A few days after the court victory, the dealership announced plans to build a 50-acre, $80-million auto mall at the busiest intersection in my district. Nearby residents who would find their single-family neighborhood surrounded by the project contacted me in horror. With little say in the matter, they would find themselves having to drive through a commercial parking lot in order to leave home. Although unaware of the project’s details and having to vote on each aspect of the transaction independently, I was invited to a meeting by the dealer and his developer. The concerns of the neighbors, I learned, were of little matter.
I have the privilege of serving on the Redevelopment Commission as our council’s appointee. There I learned that by using Tax Increment Financing this community leader would be getting $7 million dollars of subsidy for his grand car lot. This was arranged on the questionable value stated by the developer. But extrapolating observable values of similar lots to the size of the new project, a more realistic value would set the subsidy close to one-third of the total project cost.
Remember how it works: A special interest uses the power of government to further their business interests by either extracting cash or tax subsidies or by having the state impose regulations that impede competition and consumer choice.

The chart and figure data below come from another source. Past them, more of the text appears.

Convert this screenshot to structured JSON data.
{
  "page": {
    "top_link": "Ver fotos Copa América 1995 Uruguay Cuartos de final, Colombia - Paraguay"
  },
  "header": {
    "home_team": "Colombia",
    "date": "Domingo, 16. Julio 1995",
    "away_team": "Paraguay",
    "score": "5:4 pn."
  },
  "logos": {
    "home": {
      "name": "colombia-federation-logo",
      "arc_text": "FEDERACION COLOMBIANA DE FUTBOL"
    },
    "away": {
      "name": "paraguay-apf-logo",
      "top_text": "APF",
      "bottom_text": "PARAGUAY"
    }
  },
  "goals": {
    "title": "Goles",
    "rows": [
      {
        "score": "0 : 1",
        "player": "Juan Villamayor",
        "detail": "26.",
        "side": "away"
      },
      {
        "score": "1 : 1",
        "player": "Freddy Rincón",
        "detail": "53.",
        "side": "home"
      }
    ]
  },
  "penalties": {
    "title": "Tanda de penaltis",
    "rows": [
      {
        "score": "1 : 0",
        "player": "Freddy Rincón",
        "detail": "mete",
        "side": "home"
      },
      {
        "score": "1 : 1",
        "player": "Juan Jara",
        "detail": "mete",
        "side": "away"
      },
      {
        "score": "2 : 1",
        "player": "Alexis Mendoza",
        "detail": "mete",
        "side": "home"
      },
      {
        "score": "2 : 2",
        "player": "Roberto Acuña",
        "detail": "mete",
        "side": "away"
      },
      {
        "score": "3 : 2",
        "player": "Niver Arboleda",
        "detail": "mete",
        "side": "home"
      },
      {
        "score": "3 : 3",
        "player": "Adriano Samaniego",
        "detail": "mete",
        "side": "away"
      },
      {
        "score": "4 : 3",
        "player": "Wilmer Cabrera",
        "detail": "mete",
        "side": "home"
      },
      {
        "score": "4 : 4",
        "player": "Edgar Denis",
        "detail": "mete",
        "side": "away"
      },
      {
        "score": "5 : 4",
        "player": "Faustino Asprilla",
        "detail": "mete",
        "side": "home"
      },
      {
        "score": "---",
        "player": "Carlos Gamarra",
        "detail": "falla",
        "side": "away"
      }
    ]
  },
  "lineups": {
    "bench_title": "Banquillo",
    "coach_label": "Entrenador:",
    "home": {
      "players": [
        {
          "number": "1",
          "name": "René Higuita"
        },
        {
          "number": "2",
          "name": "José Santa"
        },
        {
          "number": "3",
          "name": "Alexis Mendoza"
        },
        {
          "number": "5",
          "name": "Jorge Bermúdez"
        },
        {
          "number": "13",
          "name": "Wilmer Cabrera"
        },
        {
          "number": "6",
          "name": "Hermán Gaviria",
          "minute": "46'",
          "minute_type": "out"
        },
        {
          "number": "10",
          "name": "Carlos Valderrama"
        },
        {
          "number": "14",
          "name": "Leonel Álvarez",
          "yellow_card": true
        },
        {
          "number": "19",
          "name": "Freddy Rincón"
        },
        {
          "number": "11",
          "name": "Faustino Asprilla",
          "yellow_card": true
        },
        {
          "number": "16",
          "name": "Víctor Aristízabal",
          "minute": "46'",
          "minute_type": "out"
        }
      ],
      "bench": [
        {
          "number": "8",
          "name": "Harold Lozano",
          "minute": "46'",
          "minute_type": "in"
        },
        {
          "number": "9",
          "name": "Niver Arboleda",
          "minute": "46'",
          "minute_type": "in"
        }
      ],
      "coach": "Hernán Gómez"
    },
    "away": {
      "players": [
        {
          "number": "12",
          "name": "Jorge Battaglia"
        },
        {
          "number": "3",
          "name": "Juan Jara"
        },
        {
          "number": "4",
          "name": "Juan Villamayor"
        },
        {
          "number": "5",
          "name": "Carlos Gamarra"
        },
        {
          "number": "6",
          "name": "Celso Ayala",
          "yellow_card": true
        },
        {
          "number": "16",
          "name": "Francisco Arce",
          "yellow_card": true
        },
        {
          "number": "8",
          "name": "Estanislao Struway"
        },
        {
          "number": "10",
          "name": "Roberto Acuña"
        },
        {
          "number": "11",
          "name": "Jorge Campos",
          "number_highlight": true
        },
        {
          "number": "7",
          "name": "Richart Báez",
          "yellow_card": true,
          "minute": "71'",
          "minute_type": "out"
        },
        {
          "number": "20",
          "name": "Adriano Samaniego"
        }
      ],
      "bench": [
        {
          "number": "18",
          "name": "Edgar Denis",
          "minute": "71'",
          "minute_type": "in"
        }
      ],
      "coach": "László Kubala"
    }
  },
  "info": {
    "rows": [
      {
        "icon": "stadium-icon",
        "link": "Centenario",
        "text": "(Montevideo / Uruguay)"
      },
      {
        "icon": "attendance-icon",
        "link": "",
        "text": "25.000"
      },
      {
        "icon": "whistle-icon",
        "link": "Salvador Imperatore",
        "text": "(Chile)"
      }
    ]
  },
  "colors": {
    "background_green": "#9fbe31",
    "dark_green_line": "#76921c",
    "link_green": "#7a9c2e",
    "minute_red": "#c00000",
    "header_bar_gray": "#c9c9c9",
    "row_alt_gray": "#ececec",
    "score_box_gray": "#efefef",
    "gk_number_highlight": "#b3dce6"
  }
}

Indiana state code Title 9, Article 32, contains 18 chapters of regulations pertaining to dealerships, most of them applying to auto dealers. These regulations make opening a new dealership or even moving a dealership to a new location nearly impossible without friends in legislative and administrative positions in government. In this sort of environment, it makes sense to be a large contributor to nearly every legislator in the region in addition to state officials such as the secretary of state. They will make the decisions on whether or not your local business faces unfettered competition or enjoys a near monopoly. The auto-dealer cartel is a big influencer in Indiana politics. (To give you an idea of the scope of that influence, a couple of years ago in a television interview our business leader-auto dealer spoke of his friendship with a former U.S. President.)
In our most recent council meeting, the business leader-auto dealer was among those requesting an investigation into why another large economic development project that he favors had stalled. The necessary resolution passed a committee vote but this week it appeared dead. What happened?
An amendment was added expanding the scope of the investigation to allow discovery of all special interests involved in the project — including business leader-auto dealers.
Jason Arp, for nine years a trader in mortgaged-backed securities for Bank of America, was reelected last year to his second term representing the 4th District on the Fort Wayne City Council. Arp has served on the Redevelopment Commission, the Community Legacy Investment Committee and as co-chair of the Finance Committee of the Common Council.